Each dataset may be as small as dozens or as large as a few thousand patient samples. “The datasets themselves range from being generated by microarray technologies in the late 2000s to various sequencing technologies since the early 2010s,” added Rosengarten.
“No person’s genomic data is exactly alike, and we see stark differences between ethnic groups and male to female,” said Rosengarten. “There is no one central genomic database for the world, but somewhere between 60-80 percent of the world’s patient data sets come from people of European descent.”
Rosengarten says this leads to huge problems when developing a therapy for a cohort—for example, in rural India—but is trained on data from people from different backgrounds.
Rosengarten cites Caroline Criado Pérez’s book, Invisible Woman, which notes that medical researchers previously tried to avoid female subjects, when possible, because of biological heterogeneity relating, at least in part, to menstrual or estrous cycles.
“Such wrong-headed attempts to reduce the complexity of an experimental or clinical design purposefully fails to account for variability that often proves relevant to the scientific question or medical need at hand,” said Rosengarten.
Rosengarten says it’s worth noting that since 2014, the National Institutes of Health require grant applicants to include plans to achieve sex parity among preclinical, experimental models but that the sex of the organism is not always evident from the metadata associated with data in public or even proprietary databases.
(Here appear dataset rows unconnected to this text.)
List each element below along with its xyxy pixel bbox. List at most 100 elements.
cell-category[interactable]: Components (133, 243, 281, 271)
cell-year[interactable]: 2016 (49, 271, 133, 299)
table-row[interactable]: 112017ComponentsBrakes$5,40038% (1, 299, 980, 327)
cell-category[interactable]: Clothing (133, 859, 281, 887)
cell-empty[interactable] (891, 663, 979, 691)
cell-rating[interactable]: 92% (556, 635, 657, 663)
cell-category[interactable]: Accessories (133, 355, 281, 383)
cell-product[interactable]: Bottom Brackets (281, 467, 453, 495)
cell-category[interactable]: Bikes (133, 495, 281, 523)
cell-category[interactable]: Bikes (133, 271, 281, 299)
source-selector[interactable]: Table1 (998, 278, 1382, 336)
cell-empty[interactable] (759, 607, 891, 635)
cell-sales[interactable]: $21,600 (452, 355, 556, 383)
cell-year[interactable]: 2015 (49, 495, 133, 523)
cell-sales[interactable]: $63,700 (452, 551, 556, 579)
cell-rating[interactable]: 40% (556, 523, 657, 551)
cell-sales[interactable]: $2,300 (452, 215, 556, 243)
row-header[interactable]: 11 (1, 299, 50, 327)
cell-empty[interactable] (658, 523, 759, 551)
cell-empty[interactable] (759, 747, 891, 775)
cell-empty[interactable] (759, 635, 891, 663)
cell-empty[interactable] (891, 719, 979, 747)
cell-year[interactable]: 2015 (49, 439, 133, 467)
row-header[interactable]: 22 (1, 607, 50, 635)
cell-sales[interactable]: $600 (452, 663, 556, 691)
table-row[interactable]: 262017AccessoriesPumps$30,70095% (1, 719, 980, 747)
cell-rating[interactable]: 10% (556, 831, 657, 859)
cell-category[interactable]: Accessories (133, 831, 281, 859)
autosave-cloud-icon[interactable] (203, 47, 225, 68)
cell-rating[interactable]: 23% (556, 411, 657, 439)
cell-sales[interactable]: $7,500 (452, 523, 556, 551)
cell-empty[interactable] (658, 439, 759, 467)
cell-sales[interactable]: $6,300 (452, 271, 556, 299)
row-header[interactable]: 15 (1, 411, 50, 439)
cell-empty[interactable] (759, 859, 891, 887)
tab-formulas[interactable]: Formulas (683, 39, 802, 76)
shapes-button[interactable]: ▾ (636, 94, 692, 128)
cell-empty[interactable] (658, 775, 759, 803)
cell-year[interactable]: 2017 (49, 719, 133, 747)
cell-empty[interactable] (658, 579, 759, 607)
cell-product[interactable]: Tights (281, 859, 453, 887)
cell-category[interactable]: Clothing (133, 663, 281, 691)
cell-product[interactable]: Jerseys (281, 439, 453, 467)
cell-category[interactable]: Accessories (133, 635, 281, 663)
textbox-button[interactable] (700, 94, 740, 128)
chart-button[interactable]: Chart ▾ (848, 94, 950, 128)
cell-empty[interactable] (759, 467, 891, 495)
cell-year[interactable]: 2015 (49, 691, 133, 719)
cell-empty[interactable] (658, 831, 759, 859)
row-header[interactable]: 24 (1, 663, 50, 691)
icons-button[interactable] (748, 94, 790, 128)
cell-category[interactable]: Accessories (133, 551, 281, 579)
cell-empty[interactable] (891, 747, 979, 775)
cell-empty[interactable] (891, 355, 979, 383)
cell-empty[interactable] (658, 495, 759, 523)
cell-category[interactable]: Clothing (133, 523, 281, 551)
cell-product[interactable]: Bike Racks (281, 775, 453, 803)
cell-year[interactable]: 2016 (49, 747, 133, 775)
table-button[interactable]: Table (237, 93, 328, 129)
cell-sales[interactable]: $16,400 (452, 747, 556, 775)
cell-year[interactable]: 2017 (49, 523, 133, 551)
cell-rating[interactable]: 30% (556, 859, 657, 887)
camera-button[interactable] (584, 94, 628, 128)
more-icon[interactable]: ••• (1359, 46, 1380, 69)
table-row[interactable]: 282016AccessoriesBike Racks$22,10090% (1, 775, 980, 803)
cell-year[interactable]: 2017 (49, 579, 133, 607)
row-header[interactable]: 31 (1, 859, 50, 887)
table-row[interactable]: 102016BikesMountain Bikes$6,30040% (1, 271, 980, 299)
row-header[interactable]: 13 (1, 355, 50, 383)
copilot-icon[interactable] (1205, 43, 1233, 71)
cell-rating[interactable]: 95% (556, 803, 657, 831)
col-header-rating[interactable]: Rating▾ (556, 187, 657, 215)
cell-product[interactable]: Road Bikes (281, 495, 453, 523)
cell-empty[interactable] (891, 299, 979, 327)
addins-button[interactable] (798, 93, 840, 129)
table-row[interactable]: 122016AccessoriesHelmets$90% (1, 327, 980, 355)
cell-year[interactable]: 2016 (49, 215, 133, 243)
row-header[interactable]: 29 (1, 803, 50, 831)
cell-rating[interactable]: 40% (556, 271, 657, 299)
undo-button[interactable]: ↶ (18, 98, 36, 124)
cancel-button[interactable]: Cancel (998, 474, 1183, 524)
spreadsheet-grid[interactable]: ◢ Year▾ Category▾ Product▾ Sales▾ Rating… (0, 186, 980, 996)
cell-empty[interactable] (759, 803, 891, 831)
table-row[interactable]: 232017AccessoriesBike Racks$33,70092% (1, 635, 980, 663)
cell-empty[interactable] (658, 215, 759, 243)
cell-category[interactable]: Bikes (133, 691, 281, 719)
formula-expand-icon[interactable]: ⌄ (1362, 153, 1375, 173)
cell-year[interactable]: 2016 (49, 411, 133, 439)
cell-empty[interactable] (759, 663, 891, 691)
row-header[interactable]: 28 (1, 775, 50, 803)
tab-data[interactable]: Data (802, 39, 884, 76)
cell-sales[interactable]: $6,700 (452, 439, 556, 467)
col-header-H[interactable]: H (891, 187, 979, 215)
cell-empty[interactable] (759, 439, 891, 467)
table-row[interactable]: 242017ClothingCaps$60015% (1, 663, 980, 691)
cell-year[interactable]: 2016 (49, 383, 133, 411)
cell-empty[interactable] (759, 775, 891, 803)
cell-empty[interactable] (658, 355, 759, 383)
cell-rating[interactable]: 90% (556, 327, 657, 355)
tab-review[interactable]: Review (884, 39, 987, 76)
Genialis says it’s combating this disparity by working with institutions around the world, including Qatar, India, and more broadly across Asia, to create what they believe will be the world’s most ethno-geographically diverse cancer data sets and find solutions that will work in the intended patients.
“Genialis is highly deliberate in sourcing datasets from our global network of clinical partners, such that the data we use to train and validate our biomarker algorithms is inclusive and reflective of the intent-to-treat population at large, said Rosengarten. “This intentionality is critical because relying on data that represents too narrow a population will be full of gaps and biases, which the AI and machine learning algorithms will learn.”
Understanding genomic diversity
“So the first genome was conducted on one man. ONE,” said Hintzsche. “For a long time, most clinical research of things like cancer have been done comparing a tumor to the small datasets we had access to—which contain the genomes of just a handful of people, lacking genetic diversity.”
Hintzsche says we need to think how underrepresented those genomes must be.
“For a long time, most clinical research has focused on comparing DNA to only a handful of people’s DNA,” said Hintzsche. “For example, if we’re looking at tumor DNA and comparing it to this tiny dataset of a few people’s DNA – how do we know if a mutation in the DNA is causing cancer or maybe just common in people of certain backgrounds? Most of the time, we don’t.”
“We have almost zero understanding of the genomic diversity that could explain so many different reasons people react differently to treatments or even diseases. All of that is hidden away in the deep space of the DNA we haven’t even begun to understand yet.”